THE Privatisation Commission (PC) has received the highest bid of Rs156 million for the sale of assets, plant, machinery and equipment of Lasbela Textile Mills (LTM). The PC has recommended its approval to the Cabinet Committee on Privatisation (CCoP).
Of the 43 expression of interest (EoIs), only 16 parties reached the bidding point. The top three bidders entered in the second round of open bidding and improved their bids by Rs1 million. The final round received the highest bid of Rs156 million from Mr Rais Ahmed of Karachi.
As per government’s policy, 21 units of the remaining 41 units in the public sector are scheduled to be privatised during the current financial year and LTM is one among the eight units scheduled to be sold in the third quarter of this fiscal. The rewards from privatisation do not seem to be big enough to compensate for all the associated socio-political risks for pursuing the privatisation policy. Exactly, same is in the case of LTM’s privatisation.
LTN is a project of Iran-Pakistan Industries (Pvt) Limited (IPI) situated at Uthal, District Lasbela. The machinery is part of fully integrated units of 50,000 spindles and 1,100 looms with complete dyeing and finishing facilities. The plant was set up in 1976 and it started production in January 1980 but was closed down in 1983. The closure of this mill is a story of injustice done to the people of this most backward province.
The mill was closed down when it had reached the production stage. Iran did her best to keep it running, even offered to buy their production on payment in advance, but the management turned a blind eye to the benefits the local people could enjoy from the project and closed down it abruptly. Thousands of labourers, lost jobs.
The mill may not be categorized as a sick unit. It was closed mainly to serve the vested interests. The imported machinery installed at the mill has been of no avail since its closure. Now Balochistan is producing finest quality of cotton. This is the right time to re-open closed textile mill. The closed mill has potential to survive and prosper.
Independent experts are of the view that at the initial stage, the mills can be run on ‘ no profit no loss basis’. The government can borrow loans from the domestic or foreign donor agencies to revive the two mills.
Realistically speaking, industrialisation in private sector does not offer much scope in Balochistan in the current situation. The industrialists in the past got all the incentives from the government including tax holiday, soft loans, exemption from custom duty etc. but as soon as incentives were withdrawn, they took away every thing including machinery declaring the industries sick.
Here the example of sick units in Lasbela district may be cited. When the federal government refused to extend the tax holiday and other incentives, they simply closed down their factories. The shifting of the industrial base from Uthal to Hub near Karachi plagued industrialisation and served the special interests only. Balochistan is not so developed that the private sector can play an effective role in setting up big industries.

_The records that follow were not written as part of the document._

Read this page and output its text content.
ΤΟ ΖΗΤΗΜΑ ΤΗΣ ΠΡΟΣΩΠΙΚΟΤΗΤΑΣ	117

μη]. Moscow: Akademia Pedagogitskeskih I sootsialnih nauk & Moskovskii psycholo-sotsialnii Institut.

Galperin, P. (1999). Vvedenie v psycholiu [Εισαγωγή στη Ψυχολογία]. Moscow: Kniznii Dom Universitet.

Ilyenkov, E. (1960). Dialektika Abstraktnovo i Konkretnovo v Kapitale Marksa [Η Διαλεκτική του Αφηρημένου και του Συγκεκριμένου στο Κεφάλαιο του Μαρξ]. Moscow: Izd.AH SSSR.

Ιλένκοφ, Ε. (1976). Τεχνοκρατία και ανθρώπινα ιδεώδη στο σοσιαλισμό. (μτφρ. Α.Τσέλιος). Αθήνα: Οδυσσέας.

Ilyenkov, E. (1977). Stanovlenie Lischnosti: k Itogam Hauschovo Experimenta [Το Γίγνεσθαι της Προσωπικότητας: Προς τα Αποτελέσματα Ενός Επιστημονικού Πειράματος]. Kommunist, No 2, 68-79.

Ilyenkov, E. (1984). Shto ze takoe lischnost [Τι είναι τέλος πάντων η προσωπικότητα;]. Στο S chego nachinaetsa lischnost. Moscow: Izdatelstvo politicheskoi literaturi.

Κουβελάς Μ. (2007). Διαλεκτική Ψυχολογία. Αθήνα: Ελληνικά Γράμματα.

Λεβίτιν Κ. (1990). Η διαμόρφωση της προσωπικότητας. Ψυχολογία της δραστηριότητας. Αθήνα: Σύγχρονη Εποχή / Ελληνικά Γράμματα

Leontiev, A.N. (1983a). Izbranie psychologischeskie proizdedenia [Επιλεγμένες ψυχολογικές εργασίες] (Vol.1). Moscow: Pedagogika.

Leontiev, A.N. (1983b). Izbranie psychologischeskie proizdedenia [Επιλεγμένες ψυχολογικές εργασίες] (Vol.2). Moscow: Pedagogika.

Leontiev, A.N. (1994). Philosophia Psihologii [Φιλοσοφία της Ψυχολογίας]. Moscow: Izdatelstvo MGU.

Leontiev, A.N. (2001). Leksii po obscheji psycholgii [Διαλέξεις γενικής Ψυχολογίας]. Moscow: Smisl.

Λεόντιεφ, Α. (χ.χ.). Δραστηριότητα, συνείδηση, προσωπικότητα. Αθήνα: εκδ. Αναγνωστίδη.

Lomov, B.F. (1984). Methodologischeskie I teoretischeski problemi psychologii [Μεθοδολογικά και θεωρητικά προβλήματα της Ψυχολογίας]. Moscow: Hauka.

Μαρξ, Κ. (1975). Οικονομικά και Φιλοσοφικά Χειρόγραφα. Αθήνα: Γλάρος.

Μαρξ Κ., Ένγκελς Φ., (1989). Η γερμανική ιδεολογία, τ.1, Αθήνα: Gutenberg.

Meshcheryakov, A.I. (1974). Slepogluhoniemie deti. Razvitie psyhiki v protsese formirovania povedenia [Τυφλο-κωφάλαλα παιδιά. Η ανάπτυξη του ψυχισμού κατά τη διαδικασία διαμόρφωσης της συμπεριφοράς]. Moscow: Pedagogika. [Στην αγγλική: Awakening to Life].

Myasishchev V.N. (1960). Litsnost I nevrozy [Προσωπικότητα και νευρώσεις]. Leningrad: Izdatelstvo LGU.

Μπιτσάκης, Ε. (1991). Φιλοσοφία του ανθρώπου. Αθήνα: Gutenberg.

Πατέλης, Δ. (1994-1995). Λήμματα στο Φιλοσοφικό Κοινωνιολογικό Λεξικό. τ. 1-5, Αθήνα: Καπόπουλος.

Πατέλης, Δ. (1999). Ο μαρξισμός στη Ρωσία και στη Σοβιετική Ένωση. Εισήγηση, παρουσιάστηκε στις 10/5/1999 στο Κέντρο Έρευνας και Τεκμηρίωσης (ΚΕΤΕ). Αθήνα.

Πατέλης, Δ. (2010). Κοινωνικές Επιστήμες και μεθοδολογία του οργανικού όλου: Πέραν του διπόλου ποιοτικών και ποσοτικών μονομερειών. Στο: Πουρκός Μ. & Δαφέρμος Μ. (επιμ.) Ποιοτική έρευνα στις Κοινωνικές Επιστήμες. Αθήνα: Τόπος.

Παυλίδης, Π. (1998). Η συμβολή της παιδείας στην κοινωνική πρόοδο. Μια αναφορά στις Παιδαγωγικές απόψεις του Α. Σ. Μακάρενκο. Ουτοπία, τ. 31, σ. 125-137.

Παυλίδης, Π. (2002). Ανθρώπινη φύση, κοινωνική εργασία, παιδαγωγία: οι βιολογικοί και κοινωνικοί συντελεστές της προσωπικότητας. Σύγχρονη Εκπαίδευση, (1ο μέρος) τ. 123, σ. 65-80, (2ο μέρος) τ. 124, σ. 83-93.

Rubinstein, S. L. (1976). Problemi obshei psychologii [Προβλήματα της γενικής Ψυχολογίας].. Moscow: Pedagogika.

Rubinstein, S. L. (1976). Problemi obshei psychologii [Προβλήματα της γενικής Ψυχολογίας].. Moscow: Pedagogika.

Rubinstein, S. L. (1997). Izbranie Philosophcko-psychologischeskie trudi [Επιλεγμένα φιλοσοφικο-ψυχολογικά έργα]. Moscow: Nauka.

The mill was established with the financial assistance from government of Iran in public sector. Officials of ministry of production and Pakistan Industrial Development Corporation (PIDC) sabotaged the industrialisation process.
The reality is that industrialisation process was put on track in the province in 1980 when Pak-Iran textile mills at Quetta and Uthal were established and mills were closed due to inefficient and corrupt managers.